Bearbeiter: Karsten Gaede/Marc-Philipp Bittner

Zitiervorschlag: BGH, 2 ARs 436/16, Beschluss v. 11.04.2017, HRRS 2017 Nr. 664


BGH 2 ARs 436/16 (2 AR 303/16) - Beschluss vom 11. April 2017

Örtliche Zuständigkeit (Einleitung der Vollstreckung; gewöhnlicher Aufenthalt).

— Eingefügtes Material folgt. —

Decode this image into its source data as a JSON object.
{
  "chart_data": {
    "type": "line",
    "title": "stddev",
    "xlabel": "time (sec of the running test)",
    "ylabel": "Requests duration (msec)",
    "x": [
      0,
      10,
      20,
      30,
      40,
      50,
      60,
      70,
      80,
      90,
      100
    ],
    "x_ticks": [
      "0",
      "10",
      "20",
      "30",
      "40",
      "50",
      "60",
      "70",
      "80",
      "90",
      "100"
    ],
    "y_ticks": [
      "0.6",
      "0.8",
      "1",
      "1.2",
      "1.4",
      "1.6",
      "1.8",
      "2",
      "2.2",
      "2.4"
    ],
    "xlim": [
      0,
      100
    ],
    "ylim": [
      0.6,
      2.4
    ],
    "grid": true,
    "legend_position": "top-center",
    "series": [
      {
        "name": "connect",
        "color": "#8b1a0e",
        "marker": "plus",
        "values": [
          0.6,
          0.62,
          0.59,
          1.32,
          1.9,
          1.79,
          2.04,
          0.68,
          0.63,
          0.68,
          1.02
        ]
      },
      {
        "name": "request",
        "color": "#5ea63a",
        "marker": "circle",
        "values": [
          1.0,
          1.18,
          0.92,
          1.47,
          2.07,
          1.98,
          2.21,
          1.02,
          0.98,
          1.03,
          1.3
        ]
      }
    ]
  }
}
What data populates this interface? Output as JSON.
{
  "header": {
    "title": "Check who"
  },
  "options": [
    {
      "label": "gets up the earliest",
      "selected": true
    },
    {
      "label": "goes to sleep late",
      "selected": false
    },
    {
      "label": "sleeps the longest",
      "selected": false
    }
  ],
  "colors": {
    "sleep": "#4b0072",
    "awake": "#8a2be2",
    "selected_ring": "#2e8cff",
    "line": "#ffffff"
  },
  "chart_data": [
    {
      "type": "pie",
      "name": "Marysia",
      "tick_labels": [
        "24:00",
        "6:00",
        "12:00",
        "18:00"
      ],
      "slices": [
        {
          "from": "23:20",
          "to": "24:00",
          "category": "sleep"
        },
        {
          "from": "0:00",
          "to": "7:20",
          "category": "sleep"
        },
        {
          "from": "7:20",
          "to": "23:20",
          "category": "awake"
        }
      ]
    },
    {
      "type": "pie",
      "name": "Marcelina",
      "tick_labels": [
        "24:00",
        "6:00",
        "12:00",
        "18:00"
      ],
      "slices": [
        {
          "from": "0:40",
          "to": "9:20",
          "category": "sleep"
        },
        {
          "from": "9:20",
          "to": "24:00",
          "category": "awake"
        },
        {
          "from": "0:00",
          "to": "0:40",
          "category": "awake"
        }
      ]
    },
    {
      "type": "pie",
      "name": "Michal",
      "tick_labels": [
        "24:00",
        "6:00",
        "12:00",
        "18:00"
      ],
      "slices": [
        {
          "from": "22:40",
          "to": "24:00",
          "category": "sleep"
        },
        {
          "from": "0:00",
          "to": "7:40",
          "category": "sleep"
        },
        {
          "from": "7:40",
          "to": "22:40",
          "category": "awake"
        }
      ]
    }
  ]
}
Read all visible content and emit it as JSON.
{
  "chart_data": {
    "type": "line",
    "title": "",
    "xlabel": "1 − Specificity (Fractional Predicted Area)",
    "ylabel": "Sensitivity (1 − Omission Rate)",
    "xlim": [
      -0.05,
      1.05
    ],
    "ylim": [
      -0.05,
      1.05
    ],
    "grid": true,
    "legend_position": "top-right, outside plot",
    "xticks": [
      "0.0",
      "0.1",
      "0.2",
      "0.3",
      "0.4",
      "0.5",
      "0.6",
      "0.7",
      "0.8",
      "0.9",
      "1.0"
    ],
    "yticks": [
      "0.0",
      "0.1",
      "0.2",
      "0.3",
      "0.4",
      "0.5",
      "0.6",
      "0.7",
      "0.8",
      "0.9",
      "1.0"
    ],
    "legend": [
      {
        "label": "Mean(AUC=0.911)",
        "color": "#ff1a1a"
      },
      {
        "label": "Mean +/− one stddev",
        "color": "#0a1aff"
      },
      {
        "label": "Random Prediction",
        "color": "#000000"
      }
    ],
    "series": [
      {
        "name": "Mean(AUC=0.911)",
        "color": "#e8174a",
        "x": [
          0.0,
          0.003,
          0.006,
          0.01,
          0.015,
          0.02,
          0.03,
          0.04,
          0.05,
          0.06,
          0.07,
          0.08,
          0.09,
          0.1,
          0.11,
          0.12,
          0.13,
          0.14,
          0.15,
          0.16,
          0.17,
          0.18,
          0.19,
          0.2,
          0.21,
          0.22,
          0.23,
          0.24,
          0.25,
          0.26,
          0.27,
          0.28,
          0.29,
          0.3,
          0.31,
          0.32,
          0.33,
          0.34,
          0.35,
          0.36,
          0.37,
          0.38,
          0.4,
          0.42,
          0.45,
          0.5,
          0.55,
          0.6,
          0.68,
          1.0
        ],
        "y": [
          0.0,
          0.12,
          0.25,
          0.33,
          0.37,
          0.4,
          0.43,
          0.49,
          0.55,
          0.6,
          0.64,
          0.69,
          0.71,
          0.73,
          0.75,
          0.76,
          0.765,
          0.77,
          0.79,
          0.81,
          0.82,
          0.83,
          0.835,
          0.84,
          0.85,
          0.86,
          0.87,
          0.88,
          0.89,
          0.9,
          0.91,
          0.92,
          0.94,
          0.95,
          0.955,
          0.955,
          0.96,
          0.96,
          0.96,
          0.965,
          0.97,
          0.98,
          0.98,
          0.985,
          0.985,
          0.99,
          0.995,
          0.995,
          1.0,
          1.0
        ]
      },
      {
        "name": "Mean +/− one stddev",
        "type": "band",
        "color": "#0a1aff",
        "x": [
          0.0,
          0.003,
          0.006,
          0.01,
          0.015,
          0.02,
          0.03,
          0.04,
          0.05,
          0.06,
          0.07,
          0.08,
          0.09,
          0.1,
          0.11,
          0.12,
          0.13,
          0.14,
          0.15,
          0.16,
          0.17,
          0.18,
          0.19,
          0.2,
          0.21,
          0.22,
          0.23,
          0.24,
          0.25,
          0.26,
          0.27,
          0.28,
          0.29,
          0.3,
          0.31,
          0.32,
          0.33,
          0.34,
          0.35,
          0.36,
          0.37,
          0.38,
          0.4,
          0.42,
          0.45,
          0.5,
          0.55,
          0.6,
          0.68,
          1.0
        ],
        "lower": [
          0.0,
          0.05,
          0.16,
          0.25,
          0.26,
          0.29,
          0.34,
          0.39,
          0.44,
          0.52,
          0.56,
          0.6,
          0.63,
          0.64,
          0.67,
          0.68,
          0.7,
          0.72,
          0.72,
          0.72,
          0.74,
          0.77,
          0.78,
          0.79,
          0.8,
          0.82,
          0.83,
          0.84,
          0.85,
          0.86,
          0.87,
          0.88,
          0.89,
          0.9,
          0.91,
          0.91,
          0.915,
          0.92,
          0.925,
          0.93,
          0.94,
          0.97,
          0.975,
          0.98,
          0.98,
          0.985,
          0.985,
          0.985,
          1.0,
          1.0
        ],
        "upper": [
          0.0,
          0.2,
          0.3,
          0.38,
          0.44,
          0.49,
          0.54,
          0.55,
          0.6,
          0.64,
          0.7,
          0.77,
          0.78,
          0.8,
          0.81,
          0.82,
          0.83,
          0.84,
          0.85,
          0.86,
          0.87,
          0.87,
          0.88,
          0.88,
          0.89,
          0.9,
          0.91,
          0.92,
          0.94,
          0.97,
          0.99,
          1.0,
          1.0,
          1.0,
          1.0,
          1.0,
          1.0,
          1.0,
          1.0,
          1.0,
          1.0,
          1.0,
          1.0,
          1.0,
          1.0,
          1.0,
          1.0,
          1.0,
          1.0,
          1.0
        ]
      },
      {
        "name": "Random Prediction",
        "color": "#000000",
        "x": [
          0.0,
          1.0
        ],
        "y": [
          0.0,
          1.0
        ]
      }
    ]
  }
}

§ 84 Abs. 2 Satz 1 und 2 JGG; § 151 FamFG; 152 Abs. 2 FamFG

Entscheidungstenor

Der Antrag auf Bestimmung des zuständigen Gerichts wird zurückgewiesen.

Gründe

I.

Der Verurteilte wurde mit Urteil des Landgerichts Koblenz vom 5. November 2013 wegen besonders schweren Raubes, schweren Raubes und schwerer räuberischer Erpressung unter Einbeziehung einer weiteren Entscheidung zu einer Einheitsjugendstrafe von sechs Jahren und sechs Monaten verurteilt. Seit 8. Februar 2013 befindet sich der Verurteilte in der Justizvollzugsanstalt Zweibrücken in Untersuchungshaft.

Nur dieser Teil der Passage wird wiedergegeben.